One shouldn’t be put off by the occasional obscurity and/or campiness of Barthes’ reference points and apparent subjects. The concept of the critic as some enlightened Buddha of the marketplace, affixing all the proper  price tags to consumer items, seems entirely foreign to his talents and temperament. Apart from his early (and now, perhaps, rather dated) defenses of Robbe-Grillet in Critical Essays, I can think of few occasions when he’s made me want to read or reread other writers, at least right away. Even here, when he deals with the traumas of Flaubert while writing sentences and the names used by Proust, he makes me want to rethink these authors more than reread them.

Somewhat like the late virtuoso jazz pianist Art Tatum, who swamped and devoured any musician he tried to accompany, Barthes’ voice is sufficiently mellifluous to crowd out other voices — even the ones he is occasionally called upon to sponsor or introduce. That’s why an essay such as “Pierre Loti: Aziyadé,” the last in this collection — about a writer and book I doubt I’ll ever encounter firsthand — comes across not as a gangplank leading to something else, but as a flamboyant, extended circus act in its own right. Consider the opening sentence. which amply explains how film critic Gilbert Adair could once describe Barthes’ style to me as creamy:

“In the name Aziyadé, this is what I read and what I hear: first of all the gradual explosion (like a bouquet of fireworks) of the three brightest vowels in the French alphabet (the opening of the vowels = the opening of the lips, of the senses); the caress of the z, the sensuous, plump palitalization of the y, this entire sonorous series sliding and spreading, subtle and rich; next a constellation of islands, stars, peoples, Asia, Georgia, Greece; and then a whole literature: Hugo who in his Orientales uses the name Albaydé, and behind Hugo all of philhellene romanticism; Loti, a traveler specializing in the East, the bard of Istanbul; the vague notion of a feminine character (some Désenchantée); finally the prejudice of dealing with an insipid, sweetish, old-fashioned novel: in short, from the (sumptuous) signifier to the (paltry) signified, utter disappointment.”

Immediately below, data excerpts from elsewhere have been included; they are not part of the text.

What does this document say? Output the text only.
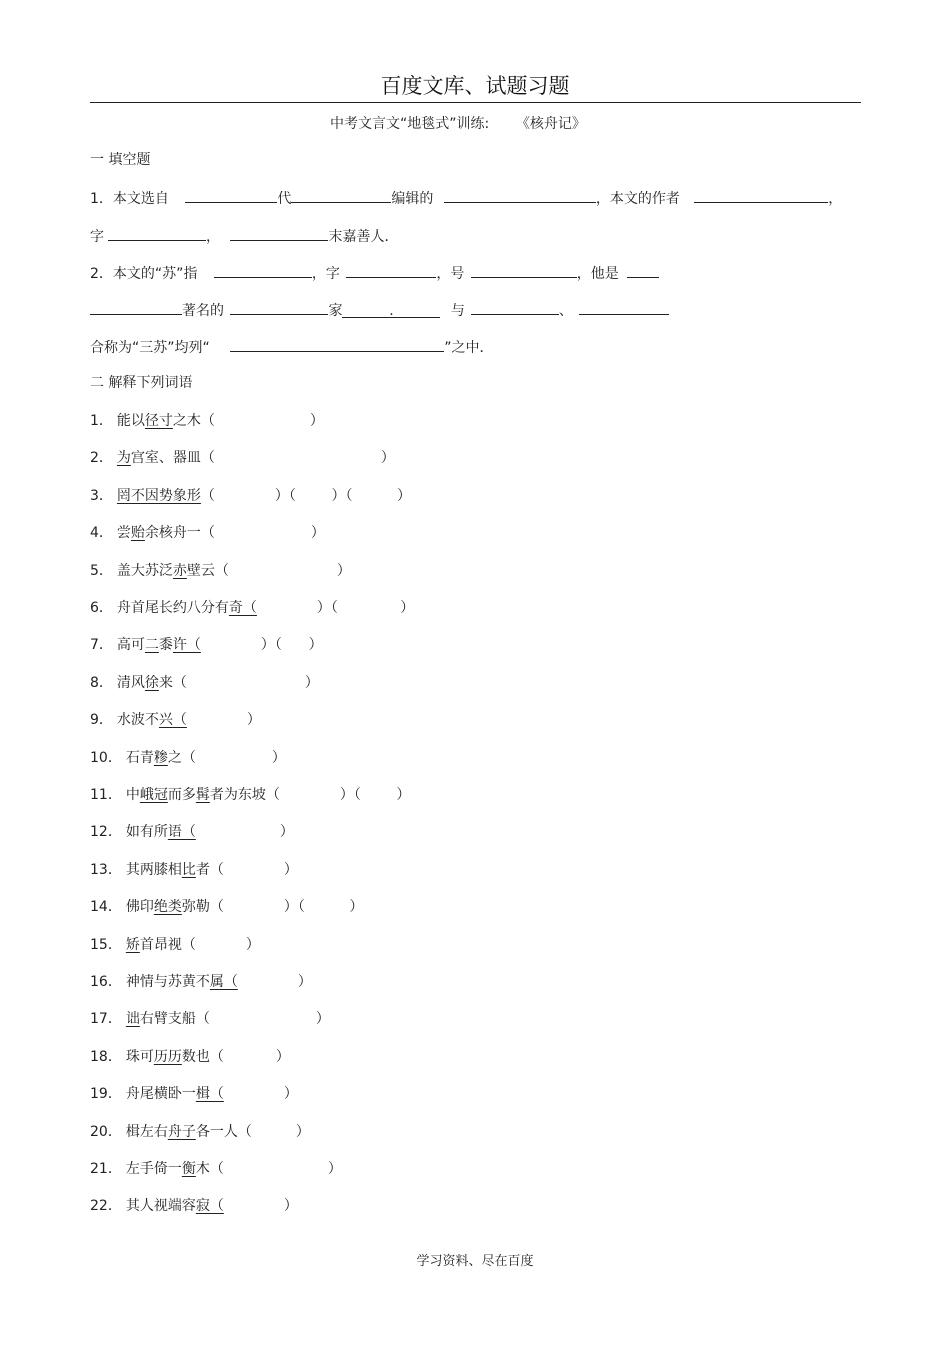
百度文库、试题习题
中考文言文“地毯式”训练:      《核舟记》
一 填空题
1．本文选自	代	编辑的	，本文的作者	，
字	，	末嘉善人．
2．本文的“苏”指	，字	，号	，他是
著名的	家	.	与	、
合称为“三苏”均列“	”之中．
二 解释下列词语
1． 能以径寸之木（	）
2． 为宫室、器皿（	）
3． 罔不因势象形（	）（        ）（          ）
4． 尝贻余核舟一（	）
5． 盖大苏泛赤壁云（	）
6． 舟首尾长约八分有奇（	）（              ）
7． 高可二黍许（	）（      ）
8． 清风徐来（	）
9． 水波不兴（	）
10． 石青糁之（	）
11． 中峨冠而多髯者为东坡（	）（        ）
12． 如有所语（	）
13． 其两膝相比者（	）
14． 佛印绝类弥勒（	）（          ）
15． 矫首昂视（	）
16． 神情与苏黄不属（	）
17． 诎右臂支船（	）
18． 珠可历历数也（	）
19． 舟尾横卧一楫（	）
20． 楫左右舟子各一人（	）
21． 左手倚一衡木（	）
22． 其人视端容寂（	）
学习资料、尽在百度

If the concluding phrase suggests the circus equivalent of being shot from a cannon onto a tightrope and then leaping from three successive trapezes, only to land in a five-gallon can of Mello Yello, the reader should bear in mind that Barthes intends to build on precisely such an effect. One sentence later, he’s suggesting that, “Perhaps we, too, can learn to disappoint the name Aziyadé in the right way and, having slipped from the precious name to the pathetic image of an outdated novel, work our way back to the idea of a text: fragments of the infinite language which tells nothing but in which occurs `something unheard-of and shadowy.‘”

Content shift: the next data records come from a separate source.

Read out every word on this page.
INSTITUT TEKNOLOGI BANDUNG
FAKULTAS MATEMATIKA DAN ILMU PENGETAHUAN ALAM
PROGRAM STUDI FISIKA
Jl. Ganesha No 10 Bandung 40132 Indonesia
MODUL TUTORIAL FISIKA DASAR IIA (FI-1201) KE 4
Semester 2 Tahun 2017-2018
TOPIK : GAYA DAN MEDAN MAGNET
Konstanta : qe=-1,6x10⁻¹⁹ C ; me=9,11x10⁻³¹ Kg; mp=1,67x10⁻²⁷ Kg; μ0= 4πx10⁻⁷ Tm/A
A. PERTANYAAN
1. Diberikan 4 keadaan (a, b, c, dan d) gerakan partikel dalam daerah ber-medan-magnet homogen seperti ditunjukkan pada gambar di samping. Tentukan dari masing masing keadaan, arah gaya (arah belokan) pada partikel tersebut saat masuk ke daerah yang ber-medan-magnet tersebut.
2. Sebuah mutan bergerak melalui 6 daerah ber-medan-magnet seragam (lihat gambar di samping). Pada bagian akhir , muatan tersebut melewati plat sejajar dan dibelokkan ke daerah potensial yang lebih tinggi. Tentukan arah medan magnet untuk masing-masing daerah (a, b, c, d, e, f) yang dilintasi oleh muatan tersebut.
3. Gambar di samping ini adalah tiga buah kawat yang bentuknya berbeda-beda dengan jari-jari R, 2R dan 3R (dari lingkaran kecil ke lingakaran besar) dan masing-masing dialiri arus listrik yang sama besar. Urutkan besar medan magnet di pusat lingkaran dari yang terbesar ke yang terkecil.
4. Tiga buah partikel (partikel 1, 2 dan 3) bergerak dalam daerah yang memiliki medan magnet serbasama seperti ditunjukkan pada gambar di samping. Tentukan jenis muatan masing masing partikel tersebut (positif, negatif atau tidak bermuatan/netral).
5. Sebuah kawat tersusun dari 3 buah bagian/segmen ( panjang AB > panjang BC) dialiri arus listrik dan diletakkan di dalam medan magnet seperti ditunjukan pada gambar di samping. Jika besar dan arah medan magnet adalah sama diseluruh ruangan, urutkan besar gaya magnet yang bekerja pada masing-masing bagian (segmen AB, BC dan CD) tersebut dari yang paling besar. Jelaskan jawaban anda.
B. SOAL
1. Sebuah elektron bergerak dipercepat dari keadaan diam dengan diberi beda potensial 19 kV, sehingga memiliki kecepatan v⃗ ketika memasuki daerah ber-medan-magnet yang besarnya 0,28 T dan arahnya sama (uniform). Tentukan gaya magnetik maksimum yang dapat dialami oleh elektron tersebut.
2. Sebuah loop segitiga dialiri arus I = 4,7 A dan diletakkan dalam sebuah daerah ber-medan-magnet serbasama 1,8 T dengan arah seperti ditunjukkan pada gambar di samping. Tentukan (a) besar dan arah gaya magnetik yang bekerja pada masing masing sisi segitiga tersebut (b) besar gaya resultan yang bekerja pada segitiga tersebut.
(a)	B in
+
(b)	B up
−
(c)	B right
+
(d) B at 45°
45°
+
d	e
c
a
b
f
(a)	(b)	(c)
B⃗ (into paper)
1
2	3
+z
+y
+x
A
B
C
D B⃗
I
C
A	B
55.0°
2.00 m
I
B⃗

Readers who find the above sentence pretentious are cordially invoted to check out the essays here on the plates of the Encyclopedia and the mythology of Jules Verne, which cheerfully demonstrate just how pretentious we can be — and pretentiously misguided — when we think that we’re doing simple, mundane things (like having fun). For playful, adventurous readers who like to scavenge as well as savor what they read, New Critical Essays is like a small bouquet of eight flowers from the late master, fresh and ready to be mixed into  a hardy and heady salad.